Reaching waist level, the desks are the perfect height to lean against and rest one’s elbows on. There’s a moving bar at the bottom of the desks that one foot (or both) can rest on, which encourages movement and heightens attentiveness.
Nellis is the first teacher to try the standing desks.
She said that the benefit of the standing desk is proved by science.
“There are studies that say students sitting in desks all day long have a harder time learning,” Nellis said. “Some need to be more active and are better learners when moving. There’s lots of research, and I saw a news report about it.
“The idea of standing up (also) works well with writing and using computers (because of the height).”
However, the desks don’t work for certain class activities.

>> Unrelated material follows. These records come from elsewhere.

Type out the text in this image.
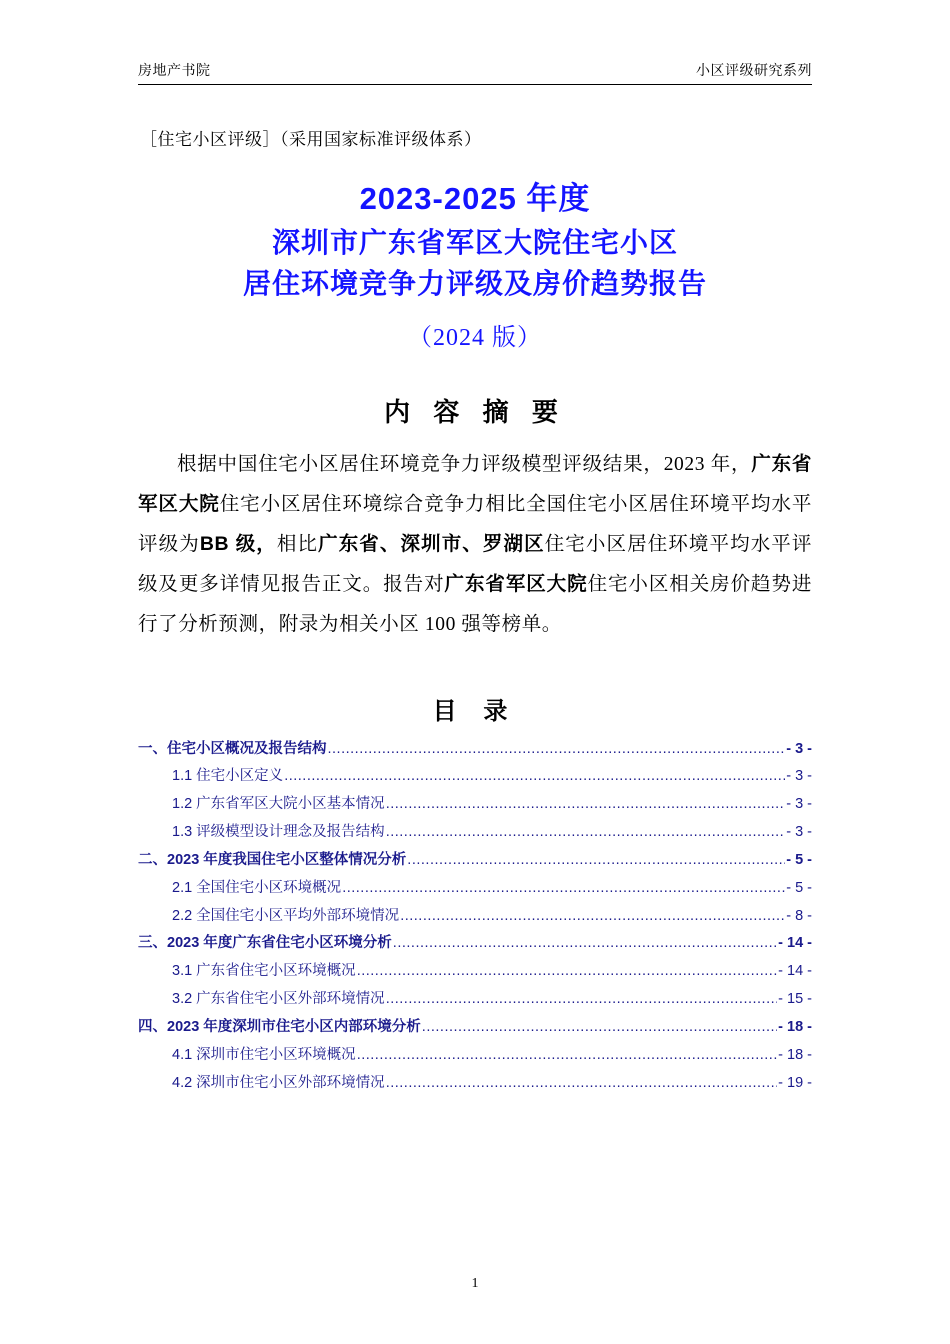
房地产书院	小区评级研究系列
［住宅小区评级］（采用国家标准评级体系）
2023-2025 年度
深圳市广东省军区大院住宅小区
居住环境竞争力评级及房价趋势报告
（2024 版）
内 容 摘 要
根据中国住宅小区居住环境竞争力评级模型评级结果，2023 年，广东省军区大院住宅小区居住环境综合竞争力相比全国住宅小区居住环境平均水平评级为BB 级，相比广东省、深圳市、罗湖区住宅小区居住环境平均水平评级及更多详情见报告正文。报告对广东省军区大院住宅小区相关房价趋势进行了分析预测，附录为相关小区 100 强等榜单。
目 录
一、住宅小区概况及报告结构 .....	- 3 -
1.1 住宅小区定义 .....	- 3 -
1.2 广东省军区大院小区基本情况 .....	- 3 -
1.3 评级模型设计理念及报告结构 .....	- 3 -
二、2023 年度我国住宅小区整体情况分析 .....	- 5 -
2.1 全国住宅小区环境概况 .....	- 5 -
2.2 全国住宅小区平均外部环境情况 .....	- 8 -
三、2023 年度广东省住宅小区环境分析 .....	- 14 -
3.1 广东省住宅小区环境概况 .....	- 14 -
3.2 广东省住宅小区外部环境情况 .....	- 15 -
四、2023 年度深圳市住宅小区内部环境分析 .....	- 18 -
4.1 深圳市住宅小区环境概况 .....	- 18 -
4.2 深圳市住宅小区外部环境情况 .....	- 19 -
1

“For example, I have not let anyone take a test at the standing desks,” Nellis said.
“(And) when we do group work, having some standing may not work, although it has been fine in some cases.”
The $200 standing desks have been a hit with students – some more so than others.
Freshmen Heidi Johnson and Chardonnay Needler said they really like them.
“Sometimes I get tired sitting in a desk because we’re just sitting all day in all our classes,” Johnson said. “(The standing desk) keeps me more awake and alert.”
Needler said the desks help her focus.
“I work better standing up because I have a lot of energy,” she said. “If I’m sitting down, I get distracted easily and don’t pay as much attention as I could.”
However, freshman Blake Lincoln feels exactly the opposite.
“They’re fun, (but) I get more distracted when using them,” he said.
While approximately one-third of the freshmen haven’t tried the standing desks, the ones who have like them for similar reasons: the desks allow movement, keep students more alert, and provide a better view of the board that is not obstructed by classmates’ heads.
Of the ones who have tried them, more than half said that the desks positively affect their learning ability or attention span; the others said that the desks don’t affect them either way.
Only two freshmen, including Lincoln, said they found the desks distracting.
“The students have been very interested in the desks, so they are rarely empty,” Nellis said. “I had to restrict their use at first so that everyone got a chance to use one of them.
“Right now we’re just experimenting to see if it it works,” she said. “Having a few in a classroom might be a nice way for people to stretch and move around.”
Brooke Wells, head of high school, first suggested the standing desks to other faculty members.
“I saw it in the magazine of a company in the Midwest last year, where they work on treadmills,” Wells said.
“They’re expensive, so we want to make sure we get them in the rooms that will use them.”
In response to Wells’s “faculty wishlist,” parents at the Auction recently contributed $250 to purchase more standing desks.
Wells said the desks aren’t a unique idea.
The lower-school students are using a bouncy-ball swivel desk, math teacher Patricia Jacobsen uses a stand-up desk, and Gabriella Foster, assistant to head of high school, sits on a bouncy ball.
Although the initial plan was to rotate the desks through classrooms to see student reaction, they appear to have found their home.
“Nellis’s students like them so much, I don’t think we’ll be moving them any time soon,” Wells said.